Surtout il y a des grosses satisfactions avec Mate Sunjic comme capitaine et gardien titulaire, Léo Martinez, vice-capitaine, qui a pris un sacré volume comme demi-centre et passé une nouvelle étape. Il a un jeu qui correspond à l’enthousiasme et l’engagement que nous voulons mettre. Nous avons peu vu nos Scandinaves pour le moment, alors qu’ils sont potentiellement les titulaires sur les bases arrières droites et gauches.

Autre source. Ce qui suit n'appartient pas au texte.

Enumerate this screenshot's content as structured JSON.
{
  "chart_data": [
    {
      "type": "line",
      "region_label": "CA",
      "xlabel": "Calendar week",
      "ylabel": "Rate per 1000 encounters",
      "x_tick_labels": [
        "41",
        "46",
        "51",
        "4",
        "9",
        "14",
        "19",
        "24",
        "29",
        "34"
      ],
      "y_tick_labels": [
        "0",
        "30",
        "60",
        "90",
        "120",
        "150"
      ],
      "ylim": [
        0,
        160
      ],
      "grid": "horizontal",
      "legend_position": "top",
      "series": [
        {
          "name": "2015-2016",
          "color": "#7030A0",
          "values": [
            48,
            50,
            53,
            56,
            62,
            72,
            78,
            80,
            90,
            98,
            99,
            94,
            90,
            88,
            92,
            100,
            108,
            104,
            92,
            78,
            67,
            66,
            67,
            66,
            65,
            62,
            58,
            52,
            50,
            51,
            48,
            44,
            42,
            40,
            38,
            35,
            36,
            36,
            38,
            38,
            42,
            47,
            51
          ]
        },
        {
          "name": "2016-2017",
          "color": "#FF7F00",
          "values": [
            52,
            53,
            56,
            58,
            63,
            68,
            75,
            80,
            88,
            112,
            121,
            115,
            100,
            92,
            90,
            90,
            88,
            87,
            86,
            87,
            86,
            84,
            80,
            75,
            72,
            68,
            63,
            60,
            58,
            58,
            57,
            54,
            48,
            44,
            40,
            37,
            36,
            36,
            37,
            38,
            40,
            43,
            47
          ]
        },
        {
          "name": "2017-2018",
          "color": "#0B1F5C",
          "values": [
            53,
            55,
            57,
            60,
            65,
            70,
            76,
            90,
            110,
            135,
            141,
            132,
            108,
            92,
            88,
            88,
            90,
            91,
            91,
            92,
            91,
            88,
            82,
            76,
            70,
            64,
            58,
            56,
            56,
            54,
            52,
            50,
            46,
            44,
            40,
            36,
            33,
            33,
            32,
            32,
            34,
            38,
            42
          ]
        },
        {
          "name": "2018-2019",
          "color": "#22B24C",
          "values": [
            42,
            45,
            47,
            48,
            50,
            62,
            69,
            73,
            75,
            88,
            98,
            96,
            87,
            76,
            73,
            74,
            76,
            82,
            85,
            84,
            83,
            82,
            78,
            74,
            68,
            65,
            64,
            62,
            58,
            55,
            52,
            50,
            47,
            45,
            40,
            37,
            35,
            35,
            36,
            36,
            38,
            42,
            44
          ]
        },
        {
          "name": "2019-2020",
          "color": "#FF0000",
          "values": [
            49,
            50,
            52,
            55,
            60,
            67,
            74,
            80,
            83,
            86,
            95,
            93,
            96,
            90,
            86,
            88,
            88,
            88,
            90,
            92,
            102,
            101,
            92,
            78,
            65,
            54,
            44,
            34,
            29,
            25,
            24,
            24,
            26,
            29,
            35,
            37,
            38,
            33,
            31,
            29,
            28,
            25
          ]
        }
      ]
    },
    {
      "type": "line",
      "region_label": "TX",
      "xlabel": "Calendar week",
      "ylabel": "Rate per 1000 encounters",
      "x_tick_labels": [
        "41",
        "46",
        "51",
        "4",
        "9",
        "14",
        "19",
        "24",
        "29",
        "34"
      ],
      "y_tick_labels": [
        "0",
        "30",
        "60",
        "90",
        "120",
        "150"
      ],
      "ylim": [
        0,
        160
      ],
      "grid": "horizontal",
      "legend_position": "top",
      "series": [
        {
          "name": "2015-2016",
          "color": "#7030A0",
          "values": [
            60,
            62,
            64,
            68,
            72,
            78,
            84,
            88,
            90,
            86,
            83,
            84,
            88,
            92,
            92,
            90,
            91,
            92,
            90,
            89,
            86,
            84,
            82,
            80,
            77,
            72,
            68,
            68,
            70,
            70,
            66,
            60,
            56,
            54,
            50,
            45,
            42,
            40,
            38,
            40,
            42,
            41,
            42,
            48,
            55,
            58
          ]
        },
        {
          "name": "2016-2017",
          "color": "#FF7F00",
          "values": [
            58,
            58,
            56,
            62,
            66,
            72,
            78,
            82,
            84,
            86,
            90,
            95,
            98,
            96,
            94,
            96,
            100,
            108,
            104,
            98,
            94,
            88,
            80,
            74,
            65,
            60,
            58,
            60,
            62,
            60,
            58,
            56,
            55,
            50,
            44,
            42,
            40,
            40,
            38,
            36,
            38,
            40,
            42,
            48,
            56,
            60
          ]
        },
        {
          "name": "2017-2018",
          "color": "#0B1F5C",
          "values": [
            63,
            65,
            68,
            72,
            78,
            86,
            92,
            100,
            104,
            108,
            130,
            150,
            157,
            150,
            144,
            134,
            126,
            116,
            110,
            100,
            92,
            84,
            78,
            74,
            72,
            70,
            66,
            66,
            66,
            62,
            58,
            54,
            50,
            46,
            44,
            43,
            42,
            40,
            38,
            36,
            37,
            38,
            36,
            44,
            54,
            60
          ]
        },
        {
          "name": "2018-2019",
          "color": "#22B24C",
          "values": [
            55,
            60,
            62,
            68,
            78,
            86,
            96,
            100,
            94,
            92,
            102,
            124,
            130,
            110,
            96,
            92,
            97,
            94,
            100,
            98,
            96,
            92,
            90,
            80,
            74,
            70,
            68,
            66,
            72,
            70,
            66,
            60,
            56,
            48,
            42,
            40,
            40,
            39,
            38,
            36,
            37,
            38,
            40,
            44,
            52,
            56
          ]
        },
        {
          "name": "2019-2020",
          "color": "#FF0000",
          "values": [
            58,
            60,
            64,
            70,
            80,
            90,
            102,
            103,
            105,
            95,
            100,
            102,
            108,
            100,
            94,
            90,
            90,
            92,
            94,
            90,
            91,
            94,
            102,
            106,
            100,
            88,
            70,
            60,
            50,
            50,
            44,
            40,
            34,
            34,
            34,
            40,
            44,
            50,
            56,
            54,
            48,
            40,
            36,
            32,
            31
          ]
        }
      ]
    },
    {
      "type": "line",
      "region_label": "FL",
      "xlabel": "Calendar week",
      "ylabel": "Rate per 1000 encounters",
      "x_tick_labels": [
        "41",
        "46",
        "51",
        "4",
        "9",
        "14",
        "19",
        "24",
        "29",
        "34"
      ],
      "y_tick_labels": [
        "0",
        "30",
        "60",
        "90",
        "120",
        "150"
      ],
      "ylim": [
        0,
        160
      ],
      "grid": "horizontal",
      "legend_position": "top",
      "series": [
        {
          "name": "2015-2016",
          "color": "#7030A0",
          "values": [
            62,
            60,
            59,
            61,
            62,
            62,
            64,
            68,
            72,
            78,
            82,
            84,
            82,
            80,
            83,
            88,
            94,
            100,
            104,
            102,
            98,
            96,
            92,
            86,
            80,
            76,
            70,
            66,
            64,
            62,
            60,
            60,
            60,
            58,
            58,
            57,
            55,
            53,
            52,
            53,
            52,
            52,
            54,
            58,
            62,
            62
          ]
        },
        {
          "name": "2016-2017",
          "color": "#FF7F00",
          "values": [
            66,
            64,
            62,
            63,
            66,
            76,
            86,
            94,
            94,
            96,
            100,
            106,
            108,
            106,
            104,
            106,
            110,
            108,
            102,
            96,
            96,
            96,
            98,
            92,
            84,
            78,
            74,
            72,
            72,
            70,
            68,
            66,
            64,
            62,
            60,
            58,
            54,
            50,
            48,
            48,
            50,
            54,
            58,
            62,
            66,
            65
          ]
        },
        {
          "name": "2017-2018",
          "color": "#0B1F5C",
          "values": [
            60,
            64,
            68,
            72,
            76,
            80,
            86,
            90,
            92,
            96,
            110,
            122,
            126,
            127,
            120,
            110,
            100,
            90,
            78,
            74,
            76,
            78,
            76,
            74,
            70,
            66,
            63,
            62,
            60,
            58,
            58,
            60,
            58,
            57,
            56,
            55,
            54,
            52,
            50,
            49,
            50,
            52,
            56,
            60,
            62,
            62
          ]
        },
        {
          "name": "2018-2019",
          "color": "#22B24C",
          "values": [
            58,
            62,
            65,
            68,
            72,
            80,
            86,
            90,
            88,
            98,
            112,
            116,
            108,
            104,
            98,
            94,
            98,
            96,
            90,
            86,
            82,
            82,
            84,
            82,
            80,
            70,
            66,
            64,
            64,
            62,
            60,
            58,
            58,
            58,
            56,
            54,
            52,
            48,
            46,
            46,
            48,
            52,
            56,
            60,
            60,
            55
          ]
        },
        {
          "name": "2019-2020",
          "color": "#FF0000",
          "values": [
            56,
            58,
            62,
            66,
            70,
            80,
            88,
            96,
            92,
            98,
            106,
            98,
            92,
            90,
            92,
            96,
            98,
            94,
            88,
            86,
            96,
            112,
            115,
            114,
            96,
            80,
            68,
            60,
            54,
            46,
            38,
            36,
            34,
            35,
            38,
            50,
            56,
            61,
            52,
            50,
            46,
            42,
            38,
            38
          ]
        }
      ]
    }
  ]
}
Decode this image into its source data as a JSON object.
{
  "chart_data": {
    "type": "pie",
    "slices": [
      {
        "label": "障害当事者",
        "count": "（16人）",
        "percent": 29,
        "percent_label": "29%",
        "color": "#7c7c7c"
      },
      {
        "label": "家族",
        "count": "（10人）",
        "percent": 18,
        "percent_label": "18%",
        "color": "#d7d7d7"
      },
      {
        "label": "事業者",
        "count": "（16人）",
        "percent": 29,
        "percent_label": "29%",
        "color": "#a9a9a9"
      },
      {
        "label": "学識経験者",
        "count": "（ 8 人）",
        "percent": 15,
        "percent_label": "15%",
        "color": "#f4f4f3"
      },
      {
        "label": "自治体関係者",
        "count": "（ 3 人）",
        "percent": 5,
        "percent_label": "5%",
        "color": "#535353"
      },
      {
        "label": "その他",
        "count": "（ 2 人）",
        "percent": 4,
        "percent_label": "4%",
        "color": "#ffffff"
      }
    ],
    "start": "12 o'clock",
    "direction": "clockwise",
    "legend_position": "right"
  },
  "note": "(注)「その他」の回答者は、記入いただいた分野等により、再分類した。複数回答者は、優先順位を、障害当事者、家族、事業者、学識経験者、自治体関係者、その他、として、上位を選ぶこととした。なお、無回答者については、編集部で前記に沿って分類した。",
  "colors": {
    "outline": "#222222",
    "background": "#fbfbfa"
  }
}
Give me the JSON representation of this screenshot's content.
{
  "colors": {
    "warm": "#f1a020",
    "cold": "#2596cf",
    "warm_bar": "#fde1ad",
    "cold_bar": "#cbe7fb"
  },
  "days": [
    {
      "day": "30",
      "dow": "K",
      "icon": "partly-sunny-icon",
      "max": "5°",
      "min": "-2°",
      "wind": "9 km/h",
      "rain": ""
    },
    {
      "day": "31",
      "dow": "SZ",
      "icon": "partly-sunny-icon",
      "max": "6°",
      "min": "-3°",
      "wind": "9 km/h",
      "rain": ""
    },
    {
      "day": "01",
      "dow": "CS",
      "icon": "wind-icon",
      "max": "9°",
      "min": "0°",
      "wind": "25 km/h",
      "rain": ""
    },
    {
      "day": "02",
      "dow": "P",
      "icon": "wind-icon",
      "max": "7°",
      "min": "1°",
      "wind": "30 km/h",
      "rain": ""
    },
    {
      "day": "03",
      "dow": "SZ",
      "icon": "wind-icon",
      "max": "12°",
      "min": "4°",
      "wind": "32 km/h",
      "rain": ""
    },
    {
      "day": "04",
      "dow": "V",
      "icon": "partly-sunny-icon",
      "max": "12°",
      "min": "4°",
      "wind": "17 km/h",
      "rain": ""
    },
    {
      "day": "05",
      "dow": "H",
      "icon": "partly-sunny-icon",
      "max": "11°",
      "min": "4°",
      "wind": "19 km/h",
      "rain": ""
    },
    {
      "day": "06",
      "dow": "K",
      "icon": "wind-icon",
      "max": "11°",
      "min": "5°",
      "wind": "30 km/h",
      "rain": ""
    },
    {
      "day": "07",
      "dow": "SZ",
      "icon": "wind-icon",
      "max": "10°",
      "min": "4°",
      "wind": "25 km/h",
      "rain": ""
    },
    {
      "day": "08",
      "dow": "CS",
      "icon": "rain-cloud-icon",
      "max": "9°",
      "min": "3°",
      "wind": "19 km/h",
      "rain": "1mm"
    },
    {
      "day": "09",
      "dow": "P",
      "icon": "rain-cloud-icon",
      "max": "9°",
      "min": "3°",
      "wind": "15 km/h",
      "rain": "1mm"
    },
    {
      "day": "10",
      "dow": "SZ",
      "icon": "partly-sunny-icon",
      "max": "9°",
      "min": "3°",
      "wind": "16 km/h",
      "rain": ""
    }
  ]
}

C’est dire, puisque les autres joueurs ont montré des très bonnes choses eux aussi. Et si sans eux, nous arrivons à faire des belles choses, nous pouvons espérer encore plus de stabilité et de bons moments sur le terrain ensuite. Nous pouvons faire de cette saison, de cette traversée de tempête, quelque chose de fondateur. J’ai envie d’avoir un maximum de ces joueurs avec nous la saison prochaine d’autant que je sens que l’équipe est prête à relever le défi sportif qui se présente. Il y a une soif de terrain, une envie, mais il est vrai que la situation génère un climat anxiogène.

La période n’est pas adéquate pour pratiquer du haut niveau, pour faire ce que le handball de performance doit être : un spectacle sportif, un lieu de convergence pour tous les acteurs – supporters, licenciés, partenaires –. Nous avons déjà été touché par une première vague de covid. Il n’y a pas eu de choses graves, il n’y a pas eu de malades. J’espère que nous n’allons pas être touché par une 2e vague et que nous allons pouvoir mener cette saison inédite à son terme.